Progress and change does not come without criticism though, and heavy metal getting a little louder in Muslim countries is no exception. Many heavy metal musicians are accused of creating satanic material, going against good morals and having bad intentions. Doesn’t that sound a little familiar? Grams and Gramps definitely gave me a few good talking-to’s when I was younger and wore baggy clothes and chains…It seems like it might be a little more intense in Morocco though, as some young Moroccans have been thrown in prison for playing heavy metal. The rap scene in Morocco went through the same struggles, but now it’s extremely mainstream, so there is still hope for the hard rockers of the Middle East!
Some highlighted heavy metal bands from Morocco that you can check out online are: Ephemeral Promise, Damned Creation, Xenophiliya, and Hammerhead – all of whom played at one of the biggest heavy metal concerts in Morocco earlier this year.

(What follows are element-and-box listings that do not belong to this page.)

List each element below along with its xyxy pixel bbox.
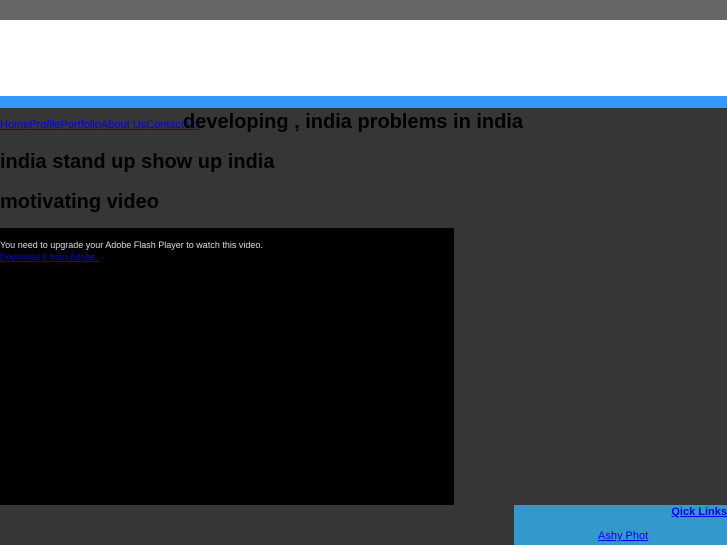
quick-links-title[interactable]: Qick Links — [671, 506, 727, 518]
top-bar — [0, 0, 727, 20]
download-flash-link[interactable]: Download it from Adobe. — [0, 252, 98, 262]
nav-profile[interactable]: Profile — [29, 119, 60, 131]
quick-link-item[interactable]: Ashy Phot — [598, 530, 648, 542]
page-title: developing , india problems in india — [183, 111, 524, 133]
page-subtitle: india stand up show up india — [0, 151, 275, 173]
header-banner — [0, 20, 727, 96]
nav-about-us[interactable]: About Us — [101, 119, 146, 131]
section-heading: motivating video — [0, 191, 159, 213]
main-nav: HomeProfilePortfolioAbout UsContact Us — [0, 119, 201, 131]
flash-video-player[interactable]: You need to upgrade your Adobe Flash Pla… — [0, 228, 454, 505]
nav-portfolio[interactable]: Portfolio — [61, 119, 101, 131]
nav-home[interactable]: Home — [0, 119, 29, 131]
header-stripe — [0, 96, 727, 108]
quick-links-panel: Qick Links Ashy Phot — [514, 505, 727, 545]
flash-upgrade-message: You need to upgrade your Adobe Flash Pla… — [0, 240, 263, 250]
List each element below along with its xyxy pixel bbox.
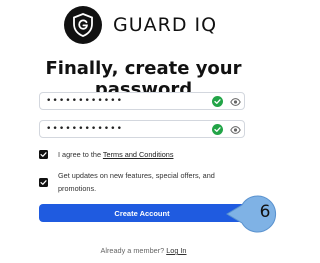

If you’re not into the heavy metal scene, I would definitely suggest picking up LeVine’s book Heavy Metal Islam: Rock, Resistance, and the Struggle for the Soul of Islam; it’s at the top of my list for winter break reading. Since there were no top albums to cover, the words for this week are: Moroccan Heavy Metal. This should no longer be a puzzling phrase, but a phrase that implies social and political progress for countries across the Middle East; heavy definition? That’s heavy metal.